The R.I. Executive Office of Health and Human Services is required under state law to publish the annual Medicaid Expenditure Report by March 15; in practice, however, the agency never finishes it on time, and the newest one was not released until this week.
The report gives a detailed look at how Rhode Island manages its multibillion-dollar Medicaid program, which provides health coverage to low-income individuals, splitting the cost with the federal government; it now accounts for about one-third of the state budget. Republicans in Washington are currently pushing major cuts to the program, with President Trump proposing this week to reduce federal Medicaid spending by $610 billion over the next decade.
The White House has not released a state-by-state breakdown of how much funding Rhode Island would lose, but state officials have estimated it would run to hundreds of millions of dollars a year. Supporters of the cuts argue Medicaid’s current trajectory is unsustainable, and say states will be given more flexibility in how they manage the program to deal with the reduced funding.

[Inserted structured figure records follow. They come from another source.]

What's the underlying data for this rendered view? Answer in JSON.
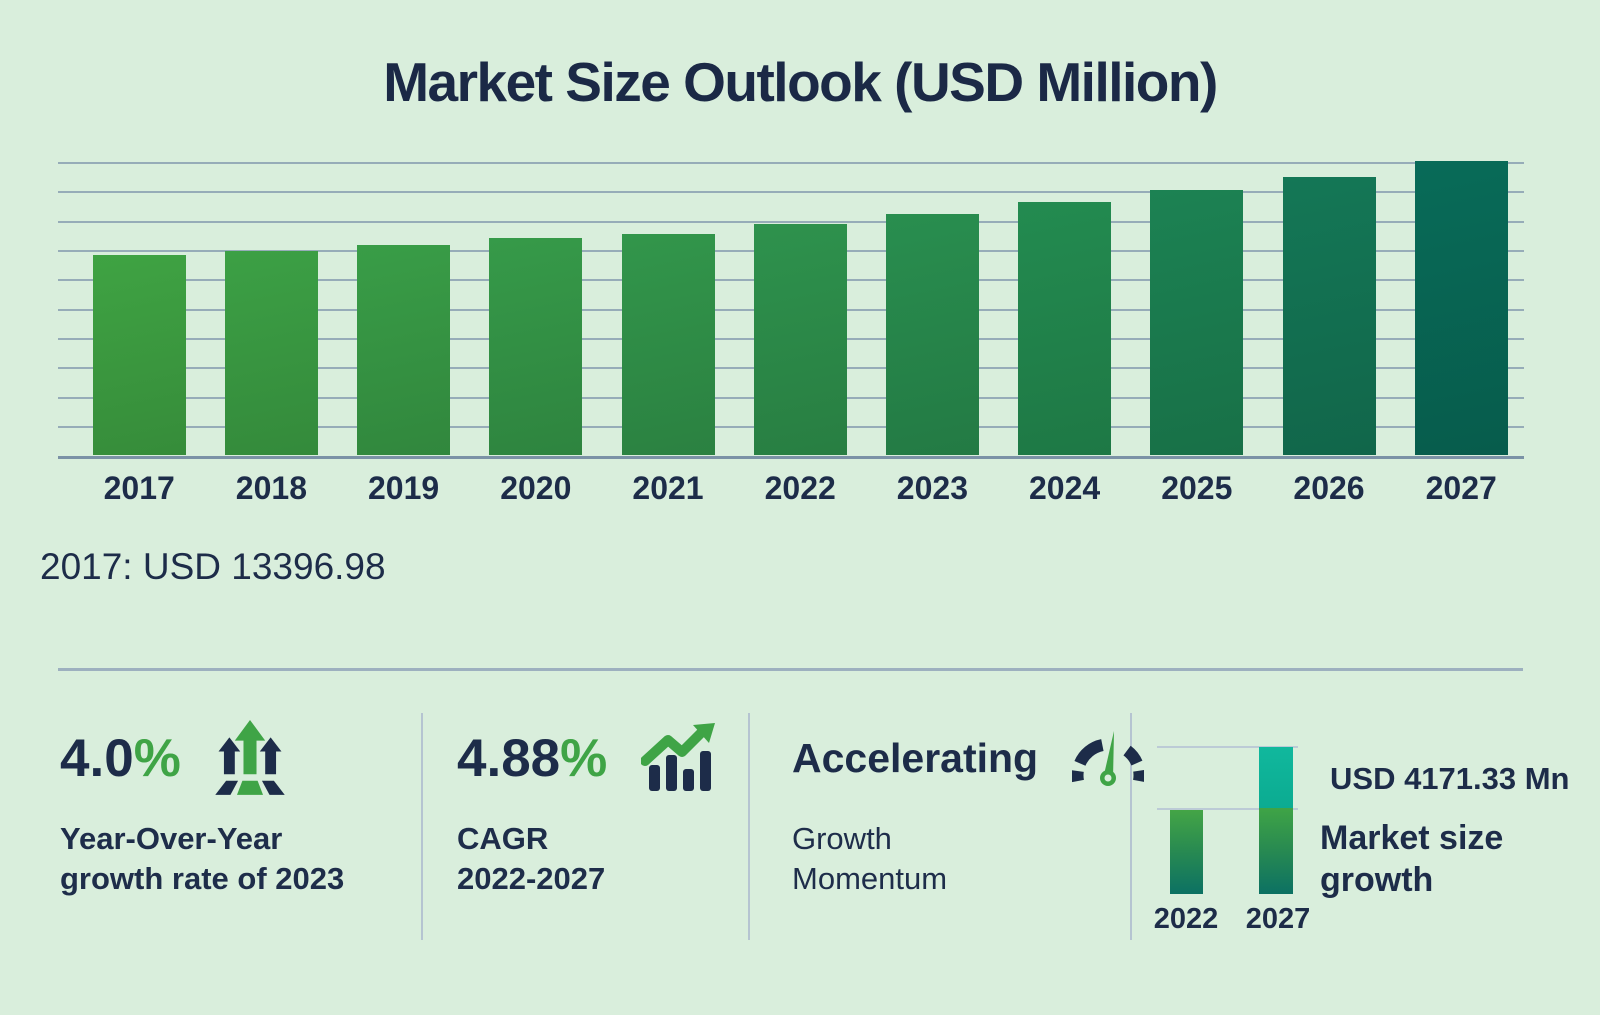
{
  "title": "Market Size Outlook (USD Million)",
  "callout": "2017: USD 13396.98",
  "chart_data": [
    {
      "type": "bar",
      "title": "Market Size Outlook (USD Million)",
      "unit": "USD Million",
      "categories": [
        "2017",
        "2018",
        "2019",
        "2020",
        "2021",
        "2022",
        "2023",
        "2024",
        "2025",
        "2026",
        "2027"
      ],
      "values": [
        13396.98,
        13650,
        14090,
        14560,
        14810,
        15508,
        16128,
        16930,
        17780,
        18600,
        19680
      ],
      "labeled_point": {
        "category": "2017",
        "label": "2017: USD 13396.98"
      },
      "xlabel": "",
      "ylabel": "",
      "ylim": [
        0,
        20000
      ],
      "grid": "horizontal",
      "legend": "none",
      "bar_colors": [
        "#3fa343",
        "#3ca045",
        "#399d47",
        "#369a49",
        "#32964b",
        "#2e924d",
        "#298e4f",
        "#238b50",
        "#1c8253",
        "#147756",
        "#086b58"
      ]
    },
    {
      "type": "bar",
      "categories": [
        "2022",
        "2027"
      ],
      "values": [
        15508,
        19680
      ],
      "growth": {
        "label": "USD 4171.33 Mn",
        "value_usd_mn": 4171.33
      },
      "caption": [
        "Market size",
        "growth"
      ],
      "segment_colors": {
        "base_green_top": "#3fa446",
        "base_green_bottom": "#0c7163",
        "growth_teal": "#0db39a"
      }
    }
  ],
  "stats": [
    {
      "value": "4.0",
      "suffix": "%",
      "icon": "growth-arrows-icon",
      "lines": [
        "Year-Over-Year",
        "growth rate of 2023"
      ]
    },
    {
      "value": "4.88",
      "suffix": "%",
      "icon": "bar-trend-icon",
      "lines": [
        "CAGR",
        "2022-2027"
      ]
    },
    {
      "value": "Accelerating",
      "suffix": "",
      "icon": "gauge-icon",
      "lines": [
        "Growth",
        "Momentum"
      ]
    }
  ],
  "colors": {
    "background": "#d9eedc",
    "text_navy": "#1d2c49",
    "accent_green": "#3fa446",
    "accent_teal": "#0db39a",
    "gridline": "#8aa0b2",
    "bar_gradient_start": "#3fa343",
    "bar_gradient_end": "#086b58"
  }
}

The new state Mediciad report shows about 31% of the total Rhode Island population was on Medicaid at some point in the year ended June 30, including 30% of its under-65 population, compared with 29% in Massachusetts, 25% in Connecticut, 15% in New Hampshire and 27% nationwide. Rhode Island Medicaid enrollment averaged 282,000 over the course of the year, since some recipients were on the program for only a few months.
Medicaid enrollment has grown enormously in Rhode Island since then-President Obama’s Affordable Care Act expanded eligibility in 2014, rising from 231,000 people before the law to 325,000 last year, the report shows. Annual average spending has actually decreased over that period, from $788 to $717 per Medicaid member, because many of the new enrollees have relatively low health costs.
“These expenditure trends compare quite favorably to both national Medicaid total expenditures and state commercial [per-member per-month] cost trends,” the reports says.
Total spending on Medicaid in Rhode Island has climbed from $1.85 billion the year before the Obama health law took effect to $2.4 billion as of last year, according to the report. Much of the increased Medicaid spending for newly eligible individuals has been covered in full by the federal government, though under current law the state will be responsible for up to 10% of those costs in the future.
Among the five groups covered by Medicaid, the biggest share of spending was on services for adults with disabilities, who accounted for about 31% of the $2.4 billion in costs. Spending on seniors and children/families made up 23% and 22%, respectively. The average elderly Medicaid enrollee cost $2,427 per month, while the average children/families enrollee cost less than $300.
The report also notes that a huge portion of the Medicaid budget is spent on care for a tiny number of enrollees, with $1.2 billion going toward coverage for about 18,000 individuals with complex medical issues. The top 6% of Medicaid enrollees account for 62% of spending on medical claims, according to the report.
And where does the Medicaid money end up? Out of $2.4 billion total, nearly half went to hospitals and nursing homes.